A patient’s perspective on quality
For patients, high quality means strong clinical outcomes, along with convenience and customer service. Like hospitals, patients desire strong outcomes, but it can be difficult for consumers to find and understand data on this subject. Therefore, they treat convenient and customer service as “quality” factors. In some cases, convenience even trumps what outcomes, as a 2014 survey from a consulting firm that works with hospitals noted, “consumers prioritize convenience over continuity and credentials” when choosing a primary care practitioner.
An insurance company’s perspective on quality
For insurance companies, high quality means the best clinical outcomes at the most efficient cost. It means allocating care to the individuals whom it would help the most, setting reasonable standards for care coverage, and helping patients to not get sick in the first place (with preventative care). As consumers begin to become more active insurance shoppers, through the healthcare exchanges, it may also mean elevating the customer experience..
What definition of quality is the right one? Well, maybe they all are. Maybe quality is inherently a nuanced concept that incorporates many angles, from clinical outcomes to convenience to affordability.
The government steps in to mediate with MACRA and HEDIS
In fact, the government has stepped up in the past couple years and done a great job of building out quality metrics that reflect such a consensus. The Medicare Access and CHIP Reauthorization Act of 2015 (MACRA) has a strict definition of quality that will be applied to all physician payments. The bundled payment model has a definition of quality that applies to all hospitals. The Healthcare Effectiveness Data and Information Set (HEDIS) is a definition of quality that applies to health plans. MACRA also initiated a physician registry through which patients should be able to search for physician quality.
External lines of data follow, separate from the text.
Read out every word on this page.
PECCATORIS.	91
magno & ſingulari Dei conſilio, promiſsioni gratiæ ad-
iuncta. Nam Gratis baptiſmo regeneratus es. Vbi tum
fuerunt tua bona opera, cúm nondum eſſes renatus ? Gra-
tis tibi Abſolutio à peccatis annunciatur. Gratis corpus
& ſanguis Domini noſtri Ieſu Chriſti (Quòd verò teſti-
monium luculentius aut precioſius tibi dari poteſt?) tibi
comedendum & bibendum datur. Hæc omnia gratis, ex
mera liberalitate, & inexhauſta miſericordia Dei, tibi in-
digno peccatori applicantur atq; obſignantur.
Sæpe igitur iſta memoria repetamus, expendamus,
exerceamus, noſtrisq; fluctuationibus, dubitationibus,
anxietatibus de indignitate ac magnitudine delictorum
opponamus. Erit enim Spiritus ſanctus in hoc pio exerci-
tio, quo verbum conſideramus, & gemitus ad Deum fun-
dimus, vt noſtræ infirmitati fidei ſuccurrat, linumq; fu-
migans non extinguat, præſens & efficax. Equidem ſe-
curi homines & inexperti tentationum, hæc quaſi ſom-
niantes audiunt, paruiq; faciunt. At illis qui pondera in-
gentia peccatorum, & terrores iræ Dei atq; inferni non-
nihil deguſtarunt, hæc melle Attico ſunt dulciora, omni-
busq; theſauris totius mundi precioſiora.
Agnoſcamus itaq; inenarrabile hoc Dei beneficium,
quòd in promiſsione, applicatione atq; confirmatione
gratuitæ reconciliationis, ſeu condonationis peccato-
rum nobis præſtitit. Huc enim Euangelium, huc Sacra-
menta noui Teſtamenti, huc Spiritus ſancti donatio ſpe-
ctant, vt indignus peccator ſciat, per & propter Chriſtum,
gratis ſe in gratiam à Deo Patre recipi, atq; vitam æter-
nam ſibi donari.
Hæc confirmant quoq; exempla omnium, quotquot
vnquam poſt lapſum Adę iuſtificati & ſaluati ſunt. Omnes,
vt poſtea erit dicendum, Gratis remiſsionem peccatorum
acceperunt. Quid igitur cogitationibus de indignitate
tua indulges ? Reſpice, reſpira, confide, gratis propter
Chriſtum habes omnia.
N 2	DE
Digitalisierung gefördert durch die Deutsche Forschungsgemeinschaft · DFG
Quality is becoming more and more important factor in the healthcare system, as it moves from fee-for-service to value-based care. Hospitals, insurers, and patients should embrace the nuanced definitions that HHS and CMS have put forward, as they take into account quality’s many angles. Sure, people want different things out of our healthcare system. But it’s time to end the quality wars and embrace the metrics we have today, which reflect a very reasonable approach.